Yazanlar: Sanem Soğukpınar-Serkan Karabayır- Alexander Blok, Yönetmen: Serkan Karabayır, Çevirmen: Cevahir B. Yalçın, Görsel Tasarım: Tufan Dağtekin, Ses/Müzik Tasarım: Erdem Tunalı, Işık: Mehmet Ergün, Ses: Onur Soğukpınar, İllüstrasyon: Furkan Yerge, Fotoğraf: Cem Ünsal, Afiş Tasarım: Erdi Okumuş, Oynayan: Şan Bingöl.
  
13 Nisan 20.00 Hayal Perdesi (Beyoğlu Hayal Kahvesi)

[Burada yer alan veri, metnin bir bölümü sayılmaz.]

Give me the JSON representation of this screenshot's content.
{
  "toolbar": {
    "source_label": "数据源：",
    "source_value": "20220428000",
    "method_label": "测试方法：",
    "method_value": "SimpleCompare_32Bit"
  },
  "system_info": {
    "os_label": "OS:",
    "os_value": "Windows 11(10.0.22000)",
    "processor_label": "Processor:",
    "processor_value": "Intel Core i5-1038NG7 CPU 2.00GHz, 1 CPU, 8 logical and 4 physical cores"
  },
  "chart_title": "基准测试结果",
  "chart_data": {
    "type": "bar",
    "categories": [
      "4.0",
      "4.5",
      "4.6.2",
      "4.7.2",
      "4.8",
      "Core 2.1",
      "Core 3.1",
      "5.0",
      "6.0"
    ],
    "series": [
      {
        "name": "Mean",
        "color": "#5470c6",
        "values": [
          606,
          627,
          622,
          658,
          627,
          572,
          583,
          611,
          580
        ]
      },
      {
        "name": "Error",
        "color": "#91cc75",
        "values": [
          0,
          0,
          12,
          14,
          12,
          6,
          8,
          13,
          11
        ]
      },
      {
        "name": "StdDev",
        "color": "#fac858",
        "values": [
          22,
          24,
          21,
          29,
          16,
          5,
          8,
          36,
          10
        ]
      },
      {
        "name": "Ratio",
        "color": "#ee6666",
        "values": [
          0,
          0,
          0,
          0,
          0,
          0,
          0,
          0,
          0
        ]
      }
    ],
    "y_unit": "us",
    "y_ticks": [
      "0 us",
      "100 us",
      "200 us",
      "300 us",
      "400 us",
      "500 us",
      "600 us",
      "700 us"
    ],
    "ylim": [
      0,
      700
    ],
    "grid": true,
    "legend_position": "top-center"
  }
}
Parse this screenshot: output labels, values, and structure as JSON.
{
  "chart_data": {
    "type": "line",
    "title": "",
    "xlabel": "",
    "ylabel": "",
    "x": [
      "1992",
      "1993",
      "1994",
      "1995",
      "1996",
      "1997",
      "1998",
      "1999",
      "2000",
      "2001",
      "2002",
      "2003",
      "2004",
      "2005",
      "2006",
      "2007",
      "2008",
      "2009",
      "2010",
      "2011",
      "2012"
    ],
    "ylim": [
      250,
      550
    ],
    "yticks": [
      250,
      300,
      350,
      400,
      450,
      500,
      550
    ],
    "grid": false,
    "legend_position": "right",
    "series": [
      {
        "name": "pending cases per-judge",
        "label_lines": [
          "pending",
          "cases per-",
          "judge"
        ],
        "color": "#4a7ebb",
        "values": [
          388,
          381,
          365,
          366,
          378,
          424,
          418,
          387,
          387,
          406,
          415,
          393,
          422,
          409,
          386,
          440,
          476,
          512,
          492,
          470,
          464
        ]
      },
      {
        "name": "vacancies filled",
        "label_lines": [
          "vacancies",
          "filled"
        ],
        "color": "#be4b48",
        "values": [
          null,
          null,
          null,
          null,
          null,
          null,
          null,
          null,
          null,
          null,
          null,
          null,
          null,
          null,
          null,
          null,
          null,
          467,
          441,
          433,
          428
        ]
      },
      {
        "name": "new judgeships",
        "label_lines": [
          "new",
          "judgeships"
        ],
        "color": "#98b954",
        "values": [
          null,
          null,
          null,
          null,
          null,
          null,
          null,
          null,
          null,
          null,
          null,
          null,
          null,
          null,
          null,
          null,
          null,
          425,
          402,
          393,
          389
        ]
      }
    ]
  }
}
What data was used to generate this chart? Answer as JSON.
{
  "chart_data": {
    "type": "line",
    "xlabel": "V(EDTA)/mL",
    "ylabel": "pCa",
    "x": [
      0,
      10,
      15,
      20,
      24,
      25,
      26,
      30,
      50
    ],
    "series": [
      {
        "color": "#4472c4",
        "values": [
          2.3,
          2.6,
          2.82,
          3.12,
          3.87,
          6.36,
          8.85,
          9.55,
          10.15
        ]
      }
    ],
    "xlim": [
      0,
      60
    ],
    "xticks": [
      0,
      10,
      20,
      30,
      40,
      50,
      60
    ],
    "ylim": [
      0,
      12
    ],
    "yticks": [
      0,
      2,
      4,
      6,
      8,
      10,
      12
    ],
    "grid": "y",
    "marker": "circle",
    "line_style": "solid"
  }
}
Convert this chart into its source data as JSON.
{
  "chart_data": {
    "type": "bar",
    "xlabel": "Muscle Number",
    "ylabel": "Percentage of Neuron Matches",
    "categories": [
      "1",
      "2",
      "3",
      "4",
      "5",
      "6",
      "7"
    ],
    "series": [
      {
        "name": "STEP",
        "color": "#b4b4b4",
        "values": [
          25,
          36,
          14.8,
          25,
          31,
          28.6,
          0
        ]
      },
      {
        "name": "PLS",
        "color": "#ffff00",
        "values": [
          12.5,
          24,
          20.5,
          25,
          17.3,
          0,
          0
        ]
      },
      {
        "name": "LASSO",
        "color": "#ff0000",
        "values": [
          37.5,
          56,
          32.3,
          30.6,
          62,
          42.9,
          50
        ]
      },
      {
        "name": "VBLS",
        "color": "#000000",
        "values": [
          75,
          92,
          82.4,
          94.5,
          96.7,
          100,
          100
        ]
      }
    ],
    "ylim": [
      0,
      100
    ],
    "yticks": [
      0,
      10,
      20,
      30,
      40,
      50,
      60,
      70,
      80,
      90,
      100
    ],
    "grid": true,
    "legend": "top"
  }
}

26 Nisan 20.30 Taşra Kabare/Kadıköy
27 Nisan 20.00 Hayal Perdesi (Beyoğlu Hayal Kahvesi)  
 

Tiyatro Kalemi İzmir seyircisiyle buluşuyor

 
 
2010 yılından beri İstanbul’da Sahne Sanatları çalışmalarını sürdüren Tiyatro Kalemi Tiyatro Topluluğu, 2016/2017 tiyatro sezonunda Kamer Yıldız Ok ve Çetin Ok yönetiminde, İzmir’de Baykuş Tiyatro ortaklığında, ‘Haydi Masallara’, ‘Kırmızı Başlıklı Kurt’, ‘Gökkuşağı Ormanı’ çocuk oyunları ile perde açmıştır.
 
Mart ayında da Kamer Yıldız Ok ve Çetin Ok’un uyarlayıp yönettiği, hareket düzenini Utku Demirkaya’nın tasarladığı “Ionesco’nun Sıkıntısı ya da bir yaz dönümü gecesinde bir Kel Şarkıcı” oyunu da sahnelenmeye başladı. Ülkü Tamer ve Genco Erkal’ın çevirdiği oyun, Utku Demirkaya’nın hareket ve ses tasarımı, Hakan Özipek’in ışık, Tiyatro Kalemi ekibinin sahne ve kostüm tasarımıyla oynanıyor. Uyarlamanın oyuncuları da Burak Özbaykuş, Çetin Ok, Emrah Şenışık, Ender Şeviker, Karden Kasaplar, Lale Başara  ve Melis Caba.
 
Kel Şarkıcı’nın oyun kişileri zamansız, mekânsız, her yerde ve hiçbir yerdedirler.
 
Puck, bu sayede kendine yeni bir uğraş bulur; bir yanı trajik, bir yanı gülünç olarak yarattığı dolambacın içinde… Shakespeare’in “Bir Yaz Dönümü Gecesi Rüyası” oyununun haşarı Puck karakteri, Ionesco’nun “Kel Şarkıcı” oyununda, yazarın bizzat kendi cümleleri olan parantez içidir artık.
 
Bu durum hem Puck’ın eğlencesinin hem de Ionesco’nun Sıkıntısının başlangıcıdır. Çünkü;
 
- Burada zaman yoktur. 
- Ama saat? 
- İyi işlemez. Hep çelişmeye düşer, her zaman gösterdiğinin aksidir.